Geduld ist gefordert

Kommentar

08.12.2017 | Stand 02.12.2020, 17:05 Uhr

Lange hat es gedauert, sehr lange. Vor gut 18 Monaten fiel die Entscheidung für den Brexit. Im März dieses Jahres erfolgte der offizielle Startschuss für die zweijährigen Austrittsverhandlungen.

Aber jetzt erst konnte man sich auf ein erstes Verhandlungsergebnis einigen. Und da ging es lediglich darum, wie die Modalitäten der Trennung lauten, nicht darum, wie die künftigen Beziehungen aussehen sollen.

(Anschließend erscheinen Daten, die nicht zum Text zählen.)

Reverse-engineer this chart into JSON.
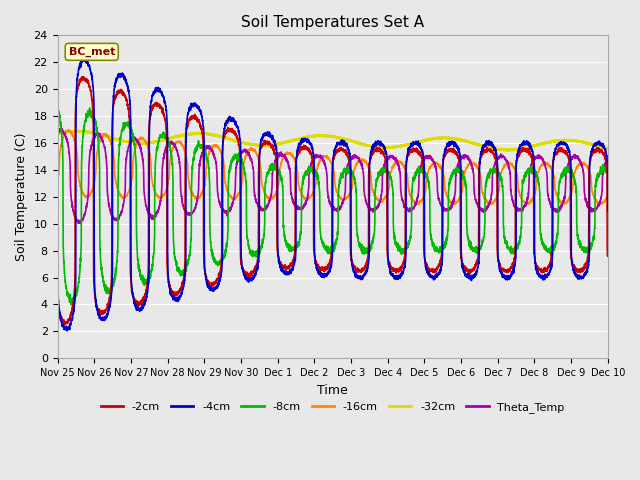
{
  "title": "Soil Temperatures Set A",
  "xlabel": "Time",
  "ylabel": "Soil Temperature (C)",
  "ylim": [
    0,
    24
  ],
  "annotation": "BC_met",
  "tick_labels": [
    "Nov 25",
    "Nov 26",
    "Nov 27",
    "Nov 28",
    "Nov 29",
    "Nov 30",
    "Dec 1",
    "Dec 2",
    "Dec 3",
    "Dec 4",
    "Dec 5",
    "Dec 6",
    "Dec 7",
    "Dec 8",
    "Dec 9",
    "Dec 10"
  ],
  "legend_labels": [
    "-2cm",
    "-4cm",
    "-8cm",
    "-16cm",
    "-32cm",
    "Theta_Temp"
  ],
  "colors": {
    "-2cm": "#cc0000",
    "-4cm": "#0000cc",
    "-8cm": "#00bb00",
    "-16cm": "#ff8800",
    "-32cm": "#dddd00",
    "Theta_Temp": "#aa00aa"
  },
  "line_widths": {
    "-2cm": 1.2,
    "-4cm": 1.2,
    "-8cm": 1.2,
    "-16cm": 1.2,
    "-32cm": 1.8,
    "Theta_Temp": 1.2
  },
  "background_color": "#e8e8e8",
  "fig_background": "#f0f0f0"
}
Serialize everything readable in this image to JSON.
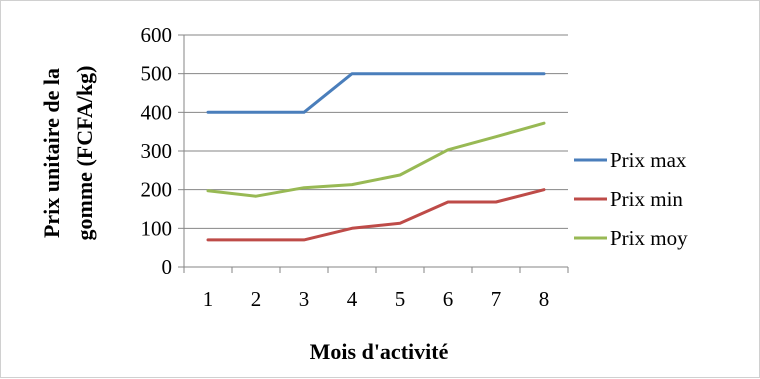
{
  "chart_data": {
    "type": "line",
    "title": "",
    "xlabel": "Mois d'activité",
    "ylabel_line1": "Prix unitaire de la",
    "ylabel_line2": "gomme (FCFA/kg)",
    "categories": [
      "1",
      "2",
      "3",
      "4",
      "5",
      "6",
      "7",
      "8"
    ],
    "x": [
      1,
      2,
      3,
      4,
      5,
      6,
      7,
      8
    ],
    "yticks": [
      "0",
      "100",
      "200",
      "300",
      "400",
      "500",
      "600"
    ],
    "ylim": [
      0,
      600
    ],
    "grid": true,
    "legend_position": "right",
    "series": [
      {
        "name": "Prix max",
        "color": "#4a7ebb",
        "values": [
          400,
          400,
          400,
          500,
          500,
          500,
          500,
          500
        ]
      },
      {
        "name": "Prix min",
        "color": "#be4b48",
        "values": [
          70,
          70,
          70,
          100,
          113,
          168,
          168,
          200
        ]
      },
      {
        "name": "Prix moy",
        "color": "#98b954",
        "values": [
          197,
          183,
          205,
          213,
          238,
          303,
          337,
          372
        ]
      }
    ]
  }
}
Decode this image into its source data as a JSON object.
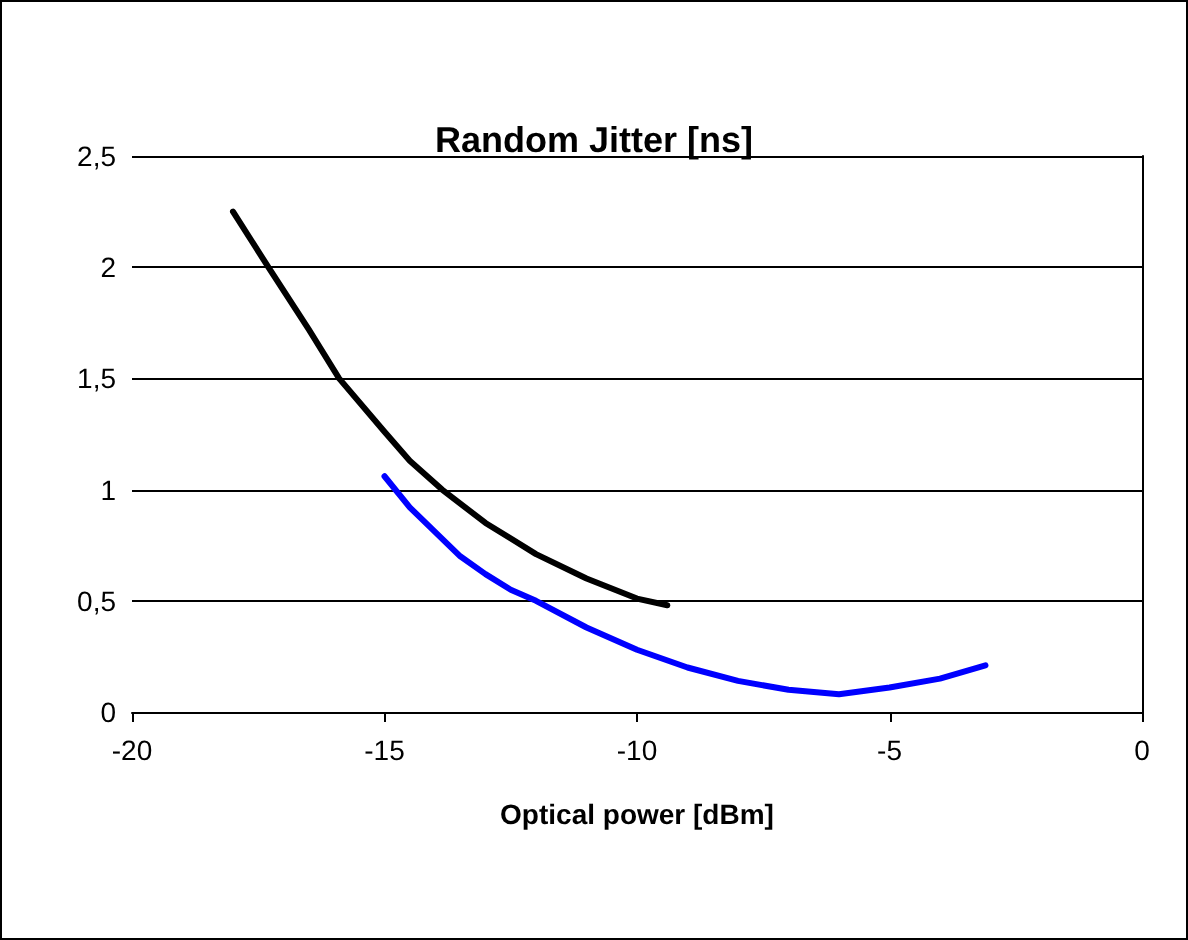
{
  "chart_data": {
    "type": "line",
    "title": "Random Jitter [ns]",
    "xlabel": "Optical power [dBm]",
    "xlim": [
      -20,
      0
    ],
    "xticks": [
      -20,
      -15,
      -10,
      -5,
      0
    ],
    "ylim": [
      0,
      2.5
    ],
    "yticks": [
      0,
      {
        "value": 0.5,
        "label": "0,5"
      },
      1,
      {
        "value": 1.5,
        "label": "1,5"
      },
      2,
      {
        "value": 2.5,
        "label": "2,5"
      }
    ],
    "grid": "y",
    "marker": "none",
    "line_style": "solid",
    "series": [
      {
        "color": "#000000",
        "x": [
          -18,
          -17.3,
          -16.5,
          -15.9,
          -15,
          -14.5,
          -13.86,
          -13,
          -12,
          -11,
          -10,
          -9.4
        ],
        "values": [
          2.25,
          2.0,
          1.72,
          1.5,
          1.26,
          1.13,
          1.0,
          0.85,
          0.71,
          0.6,
          0.51,
          0.48
        ]
      },
      {
        "color": "#0000ff",
        "x": [
          -15,
          -14.5,
          -14,
          -13.5,
          -13,
          -12.5,
          -12,
          -11,
          -10,
          -9,
          -8,
          -7,
          -6,
          -5,
          -4,
          -3.1
        ],
        "values": [
          1.06,
          0.92,
          0.81,
          0.7,
          0.62,
          0.55,
          0.5,
          0.38,
          0.28,
          0.2,
          0.14,
          0.1,
          0.08,
          0.11,
          0.15,
          0.21
        ]
      }
    ]
  }
}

Doch besser spät als nie. Mit der am Freitag getroffenen Vereinbarung hat man Klarheit über die rechtliche Stellung von EU-Bürgern im Königreich und von Briten in der EU: Ihre Situation wird nicht angetastet. Auf der irischen Insel wird es keine harte Grenze geben, was für den Friedensprozess unabdingbar war. Und nachdem Großbritannien sich prinzipiell bereit erklärt hat, allen finanziellen Verpflichtungen nachzukommen, die es während der EU-Mitgliedschaft eingegangen war, haben die anderen EU-Staaten Planungssicherheit.

Nun soll es umgehend in die zweite Phase gehen, wo man über das künftige Freihandelsabkommen sprechen will, aber mit schnellen Fortschritten ist auch hier nicht zu rechnen. Der britische Finanzminister Philip Hammond verriet in einem Unterhausausschuss, dass das britische Kabinett noch kein einziges Mal darüber beraten hat, wie der "Endzustand des Brexit" aussehen soll. Soll heißen: welches Wirtschaftsmodell man ansteuert.

Zur Auswahl stehen zwei diametrale Positionen. Die Singapur-Option, wie sie Außenminister Boris Johnson anstrebt, würde auf eine Volkswirtschaft hinauslaufen, die auf niedrige Steuern und minimale Regularien setzt. Das andere Modell, für das Hammond streitet, plädiert dafür, dass sich Großbritannien weiter eng an der EU orientiert.

Der harte Kampf, wohin die Reise geht, ob harter oder weicher Brexit, ist zwischen den Euroskeptikern und pragmatischen Konservativen noch lange nicht ausgefochten. Man darf davon ausgehen, dass auch hier eine Lösung lange auf sich warten lassen wird.